A duty roster was arranged providing for half a squadron on call and sited for indirect fire and one squadron continually on one hour’s notice to move; the remainder took turns in a full twenty-four-hour off-duty break. The only operational employment was an occasional shoot into Orsogna or at houses on the outskirts. The tanks, deep in mud and cold, damp, and desolate, were dispersed among the olive trees and moved as little as possible. A few off-duty crews found shelter in the Italian farmhouses which dotted the area, the rest in well constructed dugouts. The position was quiet until the 30th, when the forward squadrons were heavily shelled and mortared from a position the enemy had evidently just occupied.
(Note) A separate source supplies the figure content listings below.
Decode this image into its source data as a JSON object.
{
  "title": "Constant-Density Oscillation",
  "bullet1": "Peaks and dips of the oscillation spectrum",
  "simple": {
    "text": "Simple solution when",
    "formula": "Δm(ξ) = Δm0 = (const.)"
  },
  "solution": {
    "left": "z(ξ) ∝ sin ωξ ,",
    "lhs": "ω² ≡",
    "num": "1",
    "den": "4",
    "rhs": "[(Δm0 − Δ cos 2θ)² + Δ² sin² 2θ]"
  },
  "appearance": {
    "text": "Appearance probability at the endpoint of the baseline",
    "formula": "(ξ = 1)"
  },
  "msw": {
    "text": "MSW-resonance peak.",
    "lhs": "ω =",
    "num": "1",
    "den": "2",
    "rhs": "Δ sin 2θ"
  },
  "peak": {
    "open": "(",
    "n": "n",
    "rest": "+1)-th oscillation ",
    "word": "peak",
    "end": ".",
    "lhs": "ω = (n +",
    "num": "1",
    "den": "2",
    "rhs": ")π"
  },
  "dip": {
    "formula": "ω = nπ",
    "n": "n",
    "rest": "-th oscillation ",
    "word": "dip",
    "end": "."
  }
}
A howling blizzard ushered in the New Year, and dawn revealed the whole countryside thickly covered with fresh snow. Once more a rum issue supplemented other supplies as all ranks celebrated New Year’s Day. Forty-two reinforcements contrived to find space in the already crowded quarters, and the regiment began 1944 only two men short of full establishment.
16 Lt-Col H. H. Parata, DSO, ED; Dunedin; born Riverton, 9 Jun 1915; public accountant; 27 MG Bn 1939–40; squadron commander 2 Army Tank Bn (in NZ) Jan 1942-Jun 1943; 19 Armd Regt Jul 1943-Jun 1944; CO 19 Armd Regt Nov 1944-Mar 1945; CO 18 Armd Regt Mar-May 1945.
21 Maj-Gen G. B. Parkinson, CBE, DSO and bar, m.i.d., Legion of Merit (US); Christchurch; born Wellington, 5 Nov 1896; Regular soldier; NZ Fd Arty 1917–19; CO 4 Fd Regt Jan 1940-Aug 1941; comd 1 NZ Army Tank Bde and 7 Inf Bde Gp (in NZ) 1941–42; 6 Bde Apr 1943-Jun 1944; 2 NZ Div (Cassino) 3–27 Mar 1944; CRA 2 NZ Div Jun-Aug 1944; comd 6 Bde Aug 1944-Jun 1945; Quartermaster-General, Army HQ, Jan-Sep 1946; NZ Military Liaison Officer, London, 1946–49; Commandant, Southern Military District, 1949–51.